Our survey documented the responses of participants in a 26-year-long prospective cohort study and examined the relationship between the frequency of food intake and stroke risk.

For men, the frequency of food consumption was not significantly related to the occurrence of CVE, except for a low intake of oranges, which was significantly correlated with the occurrence of CI. Conversely, our results suggest that in women, either a low intake of fresh fish or the low intake of yogurt showed a significant inverse correlation with the occurrence of CI, and a low intake of yogurt was significantly associated with HS.

In 2014, Hu et al.16) performed a meta-analysis of 20 independent medical articles that consisted of prospective cohort studies published before 2014 and described the relationship between the intake of fruits and vegetables and the risk of stroke among approximately 760,629 participants. Hu et al.16) reported that the intake of oranges negatively impacted the risk of stroke.
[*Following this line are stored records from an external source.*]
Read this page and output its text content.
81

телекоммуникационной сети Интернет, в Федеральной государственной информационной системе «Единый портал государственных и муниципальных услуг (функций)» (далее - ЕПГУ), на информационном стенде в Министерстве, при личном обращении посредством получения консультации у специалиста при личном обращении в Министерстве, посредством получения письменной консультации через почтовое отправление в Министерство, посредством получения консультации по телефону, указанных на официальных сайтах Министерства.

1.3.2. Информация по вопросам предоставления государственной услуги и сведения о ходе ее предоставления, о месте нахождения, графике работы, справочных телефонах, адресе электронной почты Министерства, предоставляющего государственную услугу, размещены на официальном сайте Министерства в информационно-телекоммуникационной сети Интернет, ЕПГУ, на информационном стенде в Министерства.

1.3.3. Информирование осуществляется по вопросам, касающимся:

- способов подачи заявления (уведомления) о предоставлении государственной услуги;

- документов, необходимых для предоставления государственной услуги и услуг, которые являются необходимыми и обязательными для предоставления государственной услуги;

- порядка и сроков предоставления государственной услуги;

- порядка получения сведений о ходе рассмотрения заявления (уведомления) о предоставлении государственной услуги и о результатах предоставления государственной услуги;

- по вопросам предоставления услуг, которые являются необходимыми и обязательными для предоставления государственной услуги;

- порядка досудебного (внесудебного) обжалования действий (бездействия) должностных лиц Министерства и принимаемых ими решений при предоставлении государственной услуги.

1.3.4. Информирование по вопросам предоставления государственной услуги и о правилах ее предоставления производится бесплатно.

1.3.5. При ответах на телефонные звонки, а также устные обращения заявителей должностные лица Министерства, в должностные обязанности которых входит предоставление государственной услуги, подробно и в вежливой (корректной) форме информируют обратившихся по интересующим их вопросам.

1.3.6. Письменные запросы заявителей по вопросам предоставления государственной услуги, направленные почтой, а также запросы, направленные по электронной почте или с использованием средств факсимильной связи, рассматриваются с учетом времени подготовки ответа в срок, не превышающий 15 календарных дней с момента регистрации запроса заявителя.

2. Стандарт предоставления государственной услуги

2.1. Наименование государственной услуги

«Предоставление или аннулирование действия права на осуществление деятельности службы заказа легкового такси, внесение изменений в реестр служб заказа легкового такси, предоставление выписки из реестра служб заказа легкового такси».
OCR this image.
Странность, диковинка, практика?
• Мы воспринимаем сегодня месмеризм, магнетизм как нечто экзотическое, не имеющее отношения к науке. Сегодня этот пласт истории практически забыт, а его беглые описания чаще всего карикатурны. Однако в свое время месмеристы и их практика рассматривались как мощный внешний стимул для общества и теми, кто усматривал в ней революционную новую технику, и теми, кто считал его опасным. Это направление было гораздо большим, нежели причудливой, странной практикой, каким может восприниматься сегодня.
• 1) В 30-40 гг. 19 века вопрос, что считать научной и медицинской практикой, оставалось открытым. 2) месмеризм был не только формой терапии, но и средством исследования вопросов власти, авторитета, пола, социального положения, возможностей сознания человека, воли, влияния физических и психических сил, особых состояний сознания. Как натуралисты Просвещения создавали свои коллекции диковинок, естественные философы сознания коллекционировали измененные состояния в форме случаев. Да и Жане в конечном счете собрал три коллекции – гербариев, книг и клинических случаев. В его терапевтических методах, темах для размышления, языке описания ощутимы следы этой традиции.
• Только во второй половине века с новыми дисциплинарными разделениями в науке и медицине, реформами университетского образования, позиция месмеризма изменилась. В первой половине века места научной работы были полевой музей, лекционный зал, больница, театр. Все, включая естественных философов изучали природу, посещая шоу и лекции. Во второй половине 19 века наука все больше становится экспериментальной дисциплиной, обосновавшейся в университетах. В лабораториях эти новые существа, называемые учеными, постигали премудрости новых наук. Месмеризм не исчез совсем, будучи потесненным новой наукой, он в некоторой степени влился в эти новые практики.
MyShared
In 2004, He et al.17) performed a meta-analysis (N=200,575 people from eight independent medical articles published between 1966 and 2003) to assess the relationship between fish intake and stroke. After performing a meta-analysis of nine cohort studies, He et al.17) reported that fish intake had a negative impact on the risk of stroke. In 2022, Chen et al.18) performed a meta-analysis of 20 independent medical articles (covering 21 cohort studies) published between 1966 and 2020 that described the relationship between dairy product intake and stroke in approximately 100,000 participants. Chen et al.18) revealed that dairy product intake has a negative impact on the risk of stroke. Weseler et al.19) reported that the flavonoids found in oranges exhibit the following effects: (1) antioxidant activity, (2) anti-inflammatory properties, (3) lipid metabolism modulation, (4) platelet function modulation, and (5) antihypertensive effects. Gao et al.20) reported that higher consumption of flavonoid-rich fruits by Japanese women, particularly citrus fruits, strawberries, and grapes, was associated with a lower risk of stroke development. Furthermore, fish intake has been reported to prevent diabetes mellitus21) and lipidosis22), leading to a reduction in the risk of ischemic stroke17). The potential mechanisms of action of omega-3 polyunsaturated fatty acids, or the n-3PUFAs found in fish in reducing the incidence of stroke by decreasing blood pressure23), improving endothelial function22), and inhibiting platelet aggregation24).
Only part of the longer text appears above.